Unsere Fans haben den Song von Anfang an richtig verstanden. Und erkannt, dass Die Fantastischen Vier nie jemanden wegen seiner Religion oder seiner Herkunft ausgrenzen würden.

Trotz dieser Haltung haben Sie sich aus der Debatte um die letztjährige Verleihung des Echo-Preises an die Agit-Rapper Farid Bang und Kollegah herausgehalten.

Wir waren gottenfroh, dass wir bei der Verleihung nicht dabei waren. Wir wären sonst völlig unvorbereitet in diese Diskussion hineingeschlittert.

Keiner von uns ist ein Fan von Kollegah oder Farid Bang, darum hat keiner von uns die Platte gehört, für die sie den Preis erhalten haben. Das ist ja auch das Schöne an der Musik. Man muss sie sich nicht antun, wenn sie einem nicht gefällt. Kollegah hat zwar Rap-technisch etwas drauf, aber inhaltlich ist diese Musik für mich nix.

Sie hätten aber auch im Nachhinein dazu Stellung beziehen können, dass ein Album mit antisemitischen, frauenfeindlichen und homophoben Texten mit dem grössten deutschen Musikpreis ausgezeichnet wurde.

Die Diskussion, die nach der Verleihung losgebrochen ist, war schon richtig und wichtig. Ich für meinen Teil wollte Kollegah und Farid Bang aber nicht zu noch mehr Publicity verhelfen. Wenn einer von sich sagen kann, dass der grösste deutsche Musikpreis seinetwegen abgeschafft wurde, dann kann er sich das auf die Brust tätowieren. Mehr Ruhm kann man als Bad Boy gar nicht mehr kriegen.

Kollegah und Farid Bang haben den Echo-Preis zwar nur dafür gekriegt, dass sie viele Platten verkauft haben. Aber auch bei einem reinen Verkaufspreis hätte die deutsche Musikindustrie darauf achten müssen, dass ihr eine derartige Peinlichkeit nicht unterläuft.
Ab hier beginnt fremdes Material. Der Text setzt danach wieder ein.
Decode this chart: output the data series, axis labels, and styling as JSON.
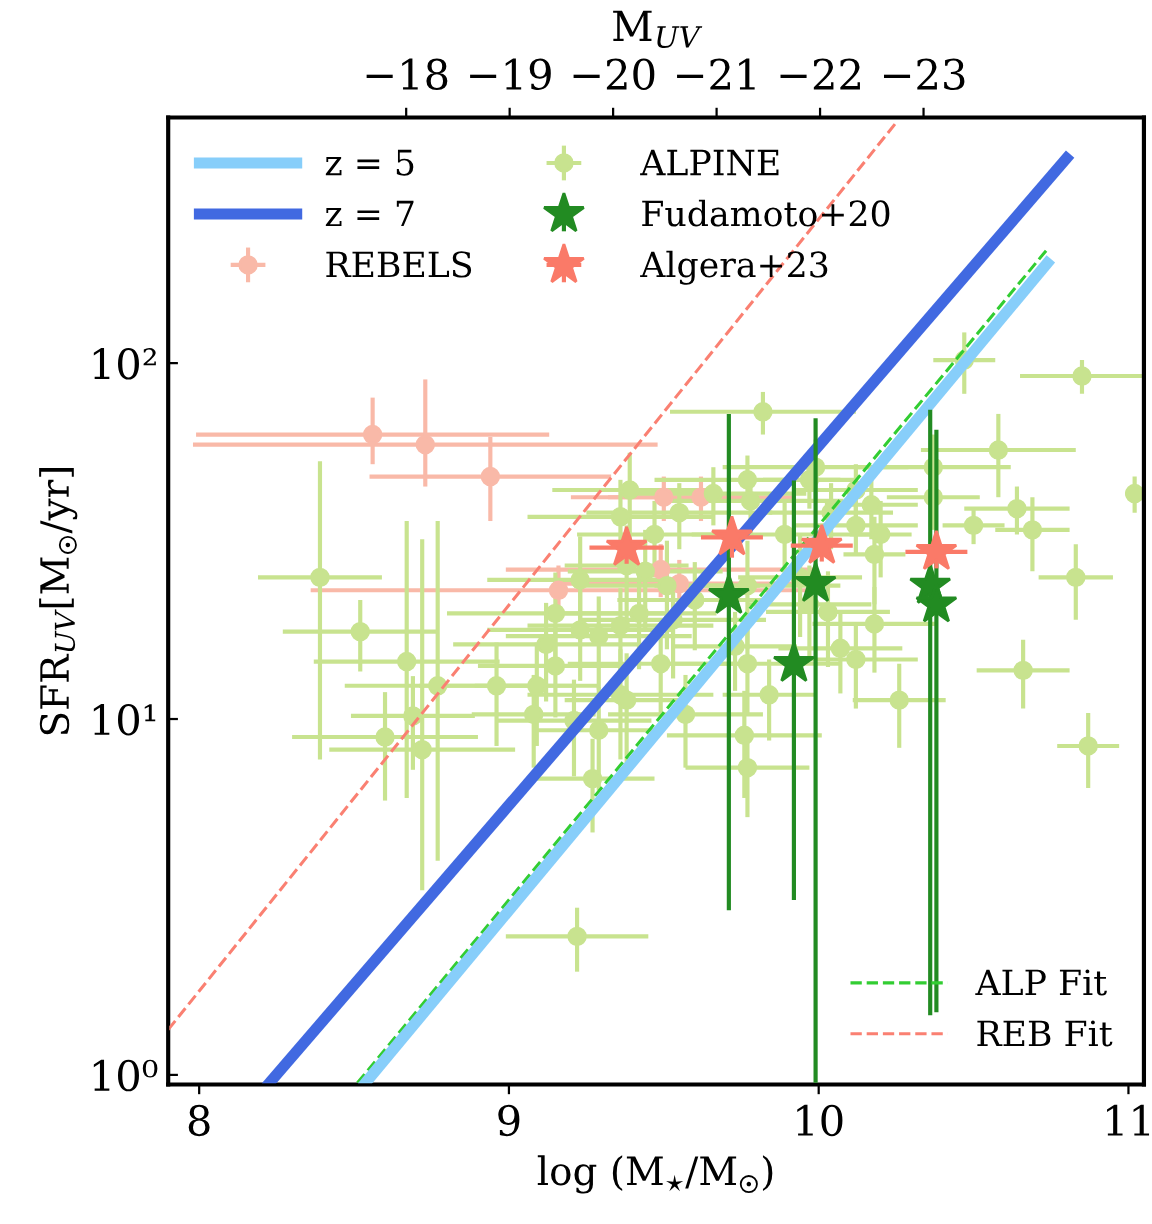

Die Plattenfirmen behaupten mittlerweile, dass man mit Streaming Geld verdienen könne. Spüren Sie etwas von diesem Aufschwung?

Im Musikgeschäft ist nichts mehr so, wie es einmal war. Früher konnte der Musiker in Urlaub gehen, wenn die Fans seine neue Platte gekauft hatten. Ihm konnte es egal sein, was sie damit anfangen. Heute verdienen die Musiker nur etwas, wenn ihre Musik bei Spotify oder Apple Music tatsächlich gehört wird. Darum muss ich die Leute dauernd dazu anregen, meine Musik zu hören. In ihrem Gedächtnis kann ich aber nur bleiben, wenn ich jeden Tag etwas bei Instagram poste, wenn ich mit dem Hund laufen gehe. Oder in der Jury von «The Voice Of Germany» sitze.

Lassen sich die Erträge beziffern, die Sie heute mit verkaufter und gestreamter Musik erzielen?

Physische Verkäufe sind faktisch tot. Von «Captain Fantastic» haben wir vielleicht ein Zehntel von dem verkauft, was wir von unserer zweiten Platte «4 gewinnt» verkauft haben. Beim Streaming sieht es wie folgt aus. Ich habe neulich festgestellt, dass 160 000 Menschen meine Solo-Single «Sirenen» über Spotify gestreamt haben.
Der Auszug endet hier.